Étienne Gonnu : Nous venons d’écouter la chronique de Laurent et Lorette Costy « À cœur vaillant la voie est libre ». Ils faisaient référence à un projet absolument fondamental pour notre mémoire commune, archive.net, que je vous invite à découvrir si vous ne le connaissez pas, notamment pour voir à quoi ressemblait le site de l’April il y a plus de 20 ans.
Nous retrouverons Laurent et Lorette Costy en 2022 pour un nouvel épisode.

Nous approchons de la fin de notre émission, nous allons terminer par quelques annonces.

[Virgule musicale]

Quoi de Libre ? Actualités et annonces concernant l’April et le monde du Libre

Étienne Gonnu : Pour connaître les organisations libristes et les événements relatifs au logiciel libre près de chez vous, rendez-vous sur agendadulibre.org, un site assez indispensable.
Par exemple je vois notamment que mardi 14 décembre, l’association Guilde, basée à Grenoble, organise une install-partie c’est-à-dire un événement pour aider à l’installation de systèmes libres sur son ordinateur ainsi qu’une rencontre entre des utilisateurs et utilisatrices de Fairphone.
Je constate également que plusieurs permanences GNU/Linux auront lieu cette semaine, à Montpellier le 9 ou à Juvisy-sur-Orge le 11 décembre.
D’autres événements sur différents thèmes comme la vie privée, la monnaie libre ou les jeux vidéo par exemple à retrouver sur le site agendadulibre.org.
C’est aussi l’occasion de vous rappeler, en cette fin d’émission, que l’April continue à participer à cette très belle aventure que représente Cause Commune, c’est notre cinquième saison à présent. La radio Cause Commune est une radio associative et elle a besoin de soutiens financiers notamment pour payer les frais matériels – loyer du studio, diffusion sur la bande FM, les serveurs et ainsi de suite. Nous vous encourageons vraiment à aider la radio par exemple en faisant en un don. Vous pouvez aussi contribuer par d’autres manières, sur le site de la radio vous trouverez des manières de faire, en proposant du contenu, en proposant par exemple des musiques libres pour que nous puissions les diffuser dans notre émission. Retrouvez les infos sur le site causecommune.fm.

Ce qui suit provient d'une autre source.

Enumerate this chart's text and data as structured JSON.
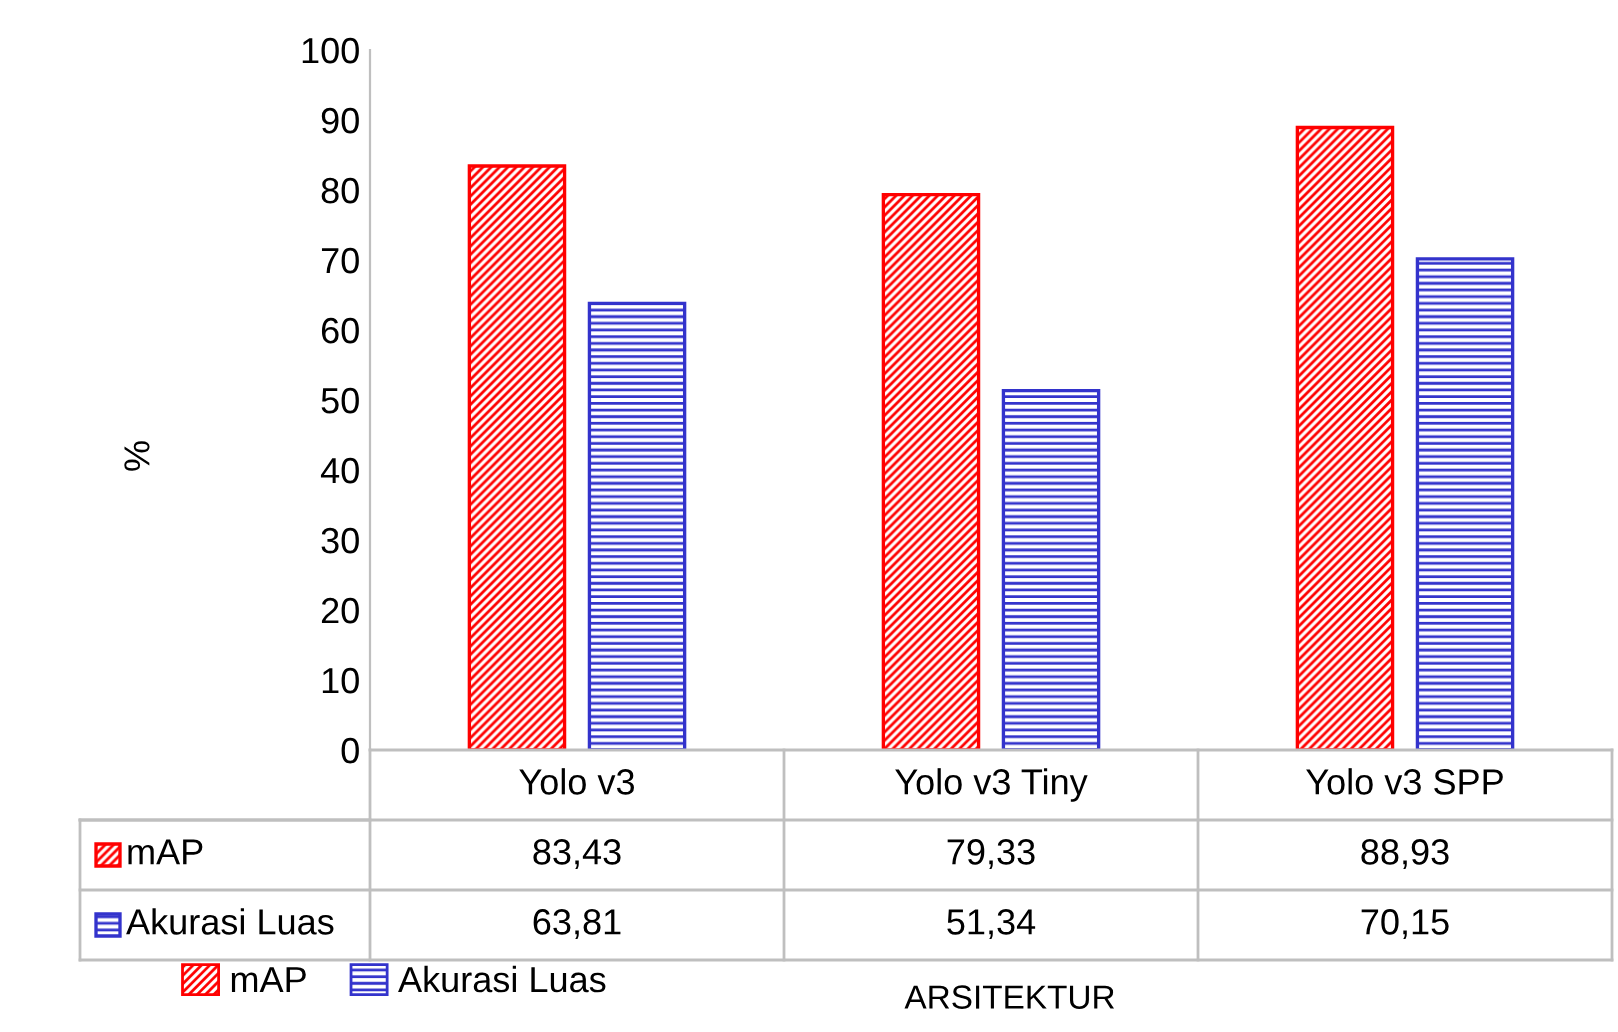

Notre émission se termine.

Je remercie les personnes qui ont participé à l’émission : Jean-Christophe Becquet, Agnès Crepet, Gaël Duval, Frédéric Couchet, Laurent et Lorette Costy.
Aux manettes de la régie aujourd’hui ma collègue Isabella Vanni.
Merci également à l’équipe qui s’occupe de la post-production des podcasts : Samuel Aubert, Élodie Déniel-Girodon, Lang1, tous bénévoles à l’April, ainsi que Olivier Grieco, le directeur d’antenne de la radio.
Merci aussi Quentin Gibeaux, bénévole à l’April, qui découpe le podcast complet en podcasts individuels par sujet. Si vous êtes intéressé par une manière simple de contribuer je suis sûr que Quentin serait ravi d’avoir de l’aide pour découper ces podcasts, ça ne lui pas prend pas forcément beaucoup de temps toutes les semaines, mais toutes les semaines ça lui prend du temps. C’est un exemple de manière par laquelle vous pouvez contribuer à Libre à vous !. N’hésitez pas à nous contacter si ça peut vous intéresser, je crois qu’il n’y a pas forcément besoin de grandes compétences techniques et que ça peut s’apprendre relativement facilement.

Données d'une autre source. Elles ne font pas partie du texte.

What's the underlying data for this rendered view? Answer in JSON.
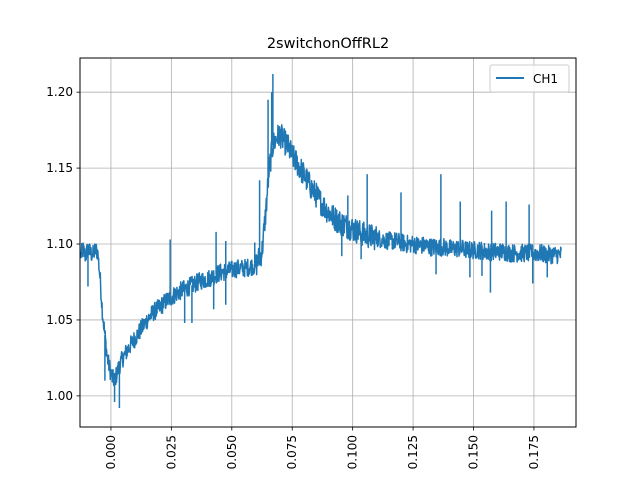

Vous retrouverez sur notre site web, libreavous.org, toutes les références utiles, ainsi que sur le site de la radio, causecommune.fm.
N’hésitez pas à nous faire des retours pour indiquer ce qui vous a plu mais aussi des points d’amélioration. Vous pouvez également nous poser toute question, nous y répondrons directement ou lors d’une prochaine émission. Toutes vos remarques et questions sont les bienvenues à l’adresse contact chez libreavous.org.

Nous vous remercions d’avoir écouté l’émission.
Si vous avez aimé cette émission, n’hésitez pas à en parler le plus possible autour de vous. Faites connaître également la radio Cause Commune, la voix des possibles.

La prochaine émission aura lieu en direct mardi 14 décembre 2021 à 15 heures 30. Notre sujet principal portera sur le Plan d’action logiciels libres du Gouvernement et du rôle de la Direction ministérielle du numérique, la DINUM.

Nous vous souhaitons de passer une très belle fin de journée. On se retrouve en direct mardi 30 novembre et d’ici là, portez-vous bien.

Générique de fin d’émission : Wesh tone par Realaze.